Arthritis

Image of an old dog.

The most common type of arthritis is osteoarthritis which can be due to wear and tear on joints from over use, aging, injury, or from an unstable joint such as which occurs with a ruptured ACL (anterior cruciate ligament) in the knee.

The chronic form of this disease is called degenerative joint disease (DJD). It is estimated that 20% of dogs older than one year of age have some form of DJD. One study showed that 90% of cats over 12 years of age had evidence of DJD on x-rays.

Other causes of the inflammation can be infectious. Septic arthritis is caused by a bacterial or fungal infection. Lyme disease or Ehrlichia infection can also cause arthritis. Auto-immune diseases, or what is now called immune- mediated diseases, such as Lupus can cause swollen, painful, inflamed joints. More rarely, tumors can cause arthritis.

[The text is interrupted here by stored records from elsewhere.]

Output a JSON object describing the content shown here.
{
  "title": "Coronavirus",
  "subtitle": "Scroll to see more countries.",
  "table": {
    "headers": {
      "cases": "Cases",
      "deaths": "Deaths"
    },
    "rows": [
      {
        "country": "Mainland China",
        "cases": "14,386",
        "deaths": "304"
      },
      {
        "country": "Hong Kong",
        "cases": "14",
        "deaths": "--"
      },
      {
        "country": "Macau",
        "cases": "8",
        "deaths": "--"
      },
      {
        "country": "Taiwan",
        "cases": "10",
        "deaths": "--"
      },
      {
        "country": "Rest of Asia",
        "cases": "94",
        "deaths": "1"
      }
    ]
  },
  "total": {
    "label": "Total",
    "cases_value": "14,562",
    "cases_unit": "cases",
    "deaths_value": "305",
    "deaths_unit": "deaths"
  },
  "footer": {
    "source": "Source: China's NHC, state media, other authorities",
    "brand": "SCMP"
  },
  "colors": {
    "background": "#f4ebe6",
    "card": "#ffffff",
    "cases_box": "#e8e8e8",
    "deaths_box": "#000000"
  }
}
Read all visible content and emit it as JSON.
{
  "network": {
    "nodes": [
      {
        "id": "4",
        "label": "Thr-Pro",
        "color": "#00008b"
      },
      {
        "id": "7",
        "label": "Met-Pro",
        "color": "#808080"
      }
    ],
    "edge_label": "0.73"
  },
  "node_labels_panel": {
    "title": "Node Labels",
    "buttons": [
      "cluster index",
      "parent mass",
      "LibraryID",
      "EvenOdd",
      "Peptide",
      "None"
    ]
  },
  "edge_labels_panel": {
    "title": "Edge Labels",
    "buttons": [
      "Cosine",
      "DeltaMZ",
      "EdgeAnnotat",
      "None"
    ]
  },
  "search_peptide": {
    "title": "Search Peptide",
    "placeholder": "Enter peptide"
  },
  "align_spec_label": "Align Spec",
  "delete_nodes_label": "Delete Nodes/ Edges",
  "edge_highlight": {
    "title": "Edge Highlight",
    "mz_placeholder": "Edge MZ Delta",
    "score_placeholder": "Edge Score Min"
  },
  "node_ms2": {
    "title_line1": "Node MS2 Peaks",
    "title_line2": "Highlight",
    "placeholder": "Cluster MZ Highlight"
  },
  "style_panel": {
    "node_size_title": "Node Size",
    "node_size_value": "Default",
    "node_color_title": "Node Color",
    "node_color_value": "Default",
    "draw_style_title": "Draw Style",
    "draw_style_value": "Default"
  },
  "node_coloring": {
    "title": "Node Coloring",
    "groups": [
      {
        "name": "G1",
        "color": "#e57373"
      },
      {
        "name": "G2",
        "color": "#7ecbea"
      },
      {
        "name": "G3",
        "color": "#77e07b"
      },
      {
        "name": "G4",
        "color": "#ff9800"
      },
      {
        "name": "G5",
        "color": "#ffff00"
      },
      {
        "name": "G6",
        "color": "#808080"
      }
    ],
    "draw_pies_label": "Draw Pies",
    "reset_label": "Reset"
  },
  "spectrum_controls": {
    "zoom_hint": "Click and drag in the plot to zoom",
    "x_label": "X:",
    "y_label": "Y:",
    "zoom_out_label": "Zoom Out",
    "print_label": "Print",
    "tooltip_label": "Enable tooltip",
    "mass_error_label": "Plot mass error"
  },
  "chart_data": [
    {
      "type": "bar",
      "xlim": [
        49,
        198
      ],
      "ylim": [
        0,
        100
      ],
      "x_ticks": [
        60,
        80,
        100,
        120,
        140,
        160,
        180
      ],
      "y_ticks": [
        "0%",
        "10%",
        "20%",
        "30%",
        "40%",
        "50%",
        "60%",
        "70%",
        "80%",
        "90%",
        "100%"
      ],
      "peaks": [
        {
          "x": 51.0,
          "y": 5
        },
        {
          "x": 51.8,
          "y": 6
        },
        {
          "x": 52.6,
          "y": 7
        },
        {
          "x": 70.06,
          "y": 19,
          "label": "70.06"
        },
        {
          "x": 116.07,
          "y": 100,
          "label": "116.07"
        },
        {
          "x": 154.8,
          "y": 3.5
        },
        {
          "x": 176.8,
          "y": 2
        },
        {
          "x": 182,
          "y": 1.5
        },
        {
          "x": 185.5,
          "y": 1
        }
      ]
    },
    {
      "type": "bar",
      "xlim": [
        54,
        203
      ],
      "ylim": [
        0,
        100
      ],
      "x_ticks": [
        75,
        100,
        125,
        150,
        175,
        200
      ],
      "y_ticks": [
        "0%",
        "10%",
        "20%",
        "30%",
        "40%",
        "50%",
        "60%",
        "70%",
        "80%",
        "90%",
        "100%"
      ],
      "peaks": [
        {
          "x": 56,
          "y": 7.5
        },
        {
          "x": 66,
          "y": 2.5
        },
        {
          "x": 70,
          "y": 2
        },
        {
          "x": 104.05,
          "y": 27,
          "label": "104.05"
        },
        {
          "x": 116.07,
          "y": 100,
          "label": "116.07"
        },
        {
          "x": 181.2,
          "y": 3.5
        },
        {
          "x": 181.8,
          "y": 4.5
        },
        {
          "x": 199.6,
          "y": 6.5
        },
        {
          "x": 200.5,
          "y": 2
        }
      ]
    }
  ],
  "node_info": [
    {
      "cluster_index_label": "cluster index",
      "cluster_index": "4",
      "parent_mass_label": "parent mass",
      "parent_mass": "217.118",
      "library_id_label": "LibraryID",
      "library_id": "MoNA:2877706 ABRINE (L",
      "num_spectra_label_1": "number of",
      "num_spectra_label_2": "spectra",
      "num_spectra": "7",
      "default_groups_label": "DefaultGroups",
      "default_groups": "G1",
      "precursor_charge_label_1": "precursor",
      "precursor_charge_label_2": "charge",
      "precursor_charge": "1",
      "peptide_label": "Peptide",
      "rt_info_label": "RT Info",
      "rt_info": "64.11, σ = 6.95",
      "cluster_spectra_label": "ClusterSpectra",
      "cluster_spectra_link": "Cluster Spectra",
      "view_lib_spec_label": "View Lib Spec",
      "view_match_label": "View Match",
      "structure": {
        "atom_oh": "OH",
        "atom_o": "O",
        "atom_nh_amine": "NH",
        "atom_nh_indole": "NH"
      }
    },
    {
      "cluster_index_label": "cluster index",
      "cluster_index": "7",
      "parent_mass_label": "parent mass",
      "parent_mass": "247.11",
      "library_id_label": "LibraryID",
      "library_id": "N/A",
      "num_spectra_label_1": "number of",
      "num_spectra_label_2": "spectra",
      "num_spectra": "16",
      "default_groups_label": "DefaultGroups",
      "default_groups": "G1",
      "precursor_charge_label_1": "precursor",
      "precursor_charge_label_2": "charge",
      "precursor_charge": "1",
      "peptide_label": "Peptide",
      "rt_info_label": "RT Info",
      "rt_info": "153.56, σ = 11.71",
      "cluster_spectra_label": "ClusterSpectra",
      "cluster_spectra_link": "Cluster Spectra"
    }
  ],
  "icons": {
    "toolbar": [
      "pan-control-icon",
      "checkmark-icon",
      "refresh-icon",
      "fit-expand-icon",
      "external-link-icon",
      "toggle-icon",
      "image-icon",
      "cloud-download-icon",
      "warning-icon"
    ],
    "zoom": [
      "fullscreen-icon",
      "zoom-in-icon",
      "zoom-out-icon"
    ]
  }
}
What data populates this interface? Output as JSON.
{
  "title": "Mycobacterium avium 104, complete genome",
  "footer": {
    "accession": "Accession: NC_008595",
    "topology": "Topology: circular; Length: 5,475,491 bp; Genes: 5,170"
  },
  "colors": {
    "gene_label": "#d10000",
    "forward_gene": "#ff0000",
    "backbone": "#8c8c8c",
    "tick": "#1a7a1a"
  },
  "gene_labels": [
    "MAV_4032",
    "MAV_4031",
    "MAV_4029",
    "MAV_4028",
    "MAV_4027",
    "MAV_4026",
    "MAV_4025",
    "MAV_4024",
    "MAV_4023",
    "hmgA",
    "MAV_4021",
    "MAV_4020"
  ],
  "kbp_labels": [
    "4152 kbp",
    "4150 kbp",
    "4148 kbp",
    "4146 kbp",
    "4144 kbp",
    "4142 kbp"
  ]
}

Treatment for arthritis should be directed to the inciting cause if possible. Surgery may be needed to stabilize a joint. DJD may be treated with NSAID's, pain medication such as Tramadol, cartilage protective agents such as glucosamine or Adequan, acupuncture, or as a last resort, steroids. NSAID's (non-steroidal anti-inflammatory drugs) have many types. In general, it is recommended to use NSAID's developed for pets, and not ones made for use in people as those are highly likely to cause ulcers in dogs, and most NSAID's can't be used in cats.